Beyond simply listing products, your store has a set of tools designed to increase sales, ways to discount, to add an extra item at the moment of purchase, and to make a special one-off offer to brand-new customers. This guide covers all of them, plus the consent checkbox you may legally need at checkout. Use them thoughtfully: each one is most effective when it feels helpful to the customer rather than pushy.
Two ways to discount
There are two separate discounting tools, and it helps to know which does what.
Sale prices on a product
The simplest discount is a sale price set directly on a product. On the product itself you enter a sale price alongside the normal price, and the store then shows the original price struck through with the new lower price beside it, marking the product as on sale everywhere it appears. Use this for straightforward markdowns - a launch discount, a seasonal sale, or a permanently reduced price, where you want the saving visible to everyone without them needing a code.
Coupon codes
A coupon is a code the customer types in at checkout to get a discount. You create coupons in the admin, and each one gives you fine control. You choose whether the discount is a percentage (enter 10 for 10% off) or a fixed amount (enter 5.00 for £5 off). You can switch a coupon on or off, set a valid-from and valid-to date so it only works during a window, cap the total number of times it can be used with a usage limit, and require a minimum order value before it applies. The store tracks how many times each code has been used, and the discount can never exceed the cart total.

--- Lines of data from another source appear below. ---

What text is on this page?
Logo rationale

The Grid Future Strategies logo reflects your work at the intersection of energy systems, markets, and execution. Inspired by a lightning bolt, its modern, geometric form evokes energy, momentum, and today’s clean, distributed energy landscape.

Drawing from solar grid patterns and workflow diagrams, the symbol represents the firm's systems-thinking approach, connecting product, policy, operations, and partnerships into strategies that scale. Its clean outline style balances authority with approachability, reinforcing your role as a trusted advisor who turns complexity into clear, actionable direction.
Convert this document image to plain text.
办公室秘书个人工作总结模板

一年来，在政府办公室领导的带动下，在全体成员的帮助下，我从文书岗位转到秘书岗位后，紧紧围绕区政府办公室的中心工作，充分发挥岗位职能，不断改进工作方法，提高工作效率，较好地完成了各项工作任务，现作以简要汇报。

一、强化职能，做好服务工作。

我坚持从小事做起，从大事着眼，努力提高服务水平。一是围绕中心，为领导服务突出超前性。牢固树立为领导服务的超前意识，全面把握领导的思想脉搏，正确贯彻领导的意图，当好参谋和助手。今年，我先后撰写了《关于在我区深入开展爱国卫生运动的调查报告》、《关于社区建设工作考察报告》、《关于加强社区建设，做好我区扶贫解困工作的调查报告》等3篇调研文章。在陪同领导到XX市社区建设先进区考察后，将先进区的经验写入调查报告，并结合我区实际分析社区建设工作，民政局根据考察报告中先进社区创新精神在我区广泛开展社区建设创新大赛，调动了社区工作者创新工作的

Use coupons when you want a targeted offer rather than a public price cut like a code for your newsletter subscribers, a discount for a particular campaign, or a time-limited promotion. At checkout the customer enters the code, the store checks it is valid (active, in date, under its usage limit, and meeting any minimum), and applies the saving to their total. They can remove it and try another if they wish.
Order bumps
An order bump is a small add-on offer shown at checkout. A tick-box that lets the customer add another product to their order in one click, right as they are paying. Because the customer is already committed to buying, a well-chosen bump is one of the easiest ways to increase the value of an order.
You set up order bumps in the admin. Each bump points to a bump product, the item being offered, and you write a short headline and a line of description to pitch it. You can make a bump appear only when a particular trigger product is in the cart (perfect for a natural companion item "buy the planner, add the sticker pack"), or leave the trigger blank to show the bump on every checkout. The store will not offer a bump for something already in the cart, so customers never see a pointless add. Keep the offer genuinely relevant and low-priced relative to the main purchase, and it will feel like a helpful suggestion rather than a hard sell.
The one-time offer
The one-time offer is a tripwire: a single special offer shown to a brand-new customer once, on their first login after verifying their email, in place of their dashboard. The idea is well established in selling, someone who has just joined is at their most engaged, and a single, time-sensitive offer at that moment converts far better than the same offer shown later. Because it is gated to appear only once per person and never to staff or to someone who already owns the product, it stays special.
Setting it up
You configure the one-time offer in the admin. Switch it on, then choose the product to offer. It must be published, active, and have a downloadable file. You can set a special offer price just for the tripwire (leave it blank to use the product's normal price), which is usually lower than the regular price to make saying yes easy. Then write the headline, optional sub-headline, and body pitch, set the wording on the accept and decline buttons, and optionally add an image.
The countdown timer
You can switch on a countdown timer and set its length in minutes. The timer adds visual urgency to encourage a decision, though it is a presentational nudge rather than a hard cut-off. Use it to reinforce that this is a genuine one-time chance.
How the customer experiences it
When an eligible new customer logs in for the first time, they see your offer page instead of the dashboard. If they accept, they pay there and then using the same secure card form as a normal checkout, and the product is added to their account. If they decline, they simply continue to their dashboard. Either way they will never be shown the offer again. You can preview the offer page yourself as an admin without using up your own one-time view.
Digital withdrawal consent
If you sell to customers in the UK, the EU, or the wider EEA, consumer law gives buyers a statutory right to withdraw from a purchase, but that right can be waived for digital content once the customer agrees that access begins immediately. To handle this, your store has a digital withdrawal consent option.
When you enable it in your shop settings, a required consent checkbox appears at checkout, and the customer must tick it to confirm they consent to immediate access and understand they may lose their withdrawal right once the download begins. A sensible default wording is provided, and you can edit it to match your own legal text. Turn this on if you sell into the UK or EU/EEA; if you are unsure whether it applies to you, this is a point to check with a professional, because the requirement depends on where your customers are and what you sell.
This consent checkbox is a compliance feature, not legal advice. The wording provided is a starting point so make sure your policies and checkout reflect the law where you and your customers are based, and seek qualified advice if you are uncertain.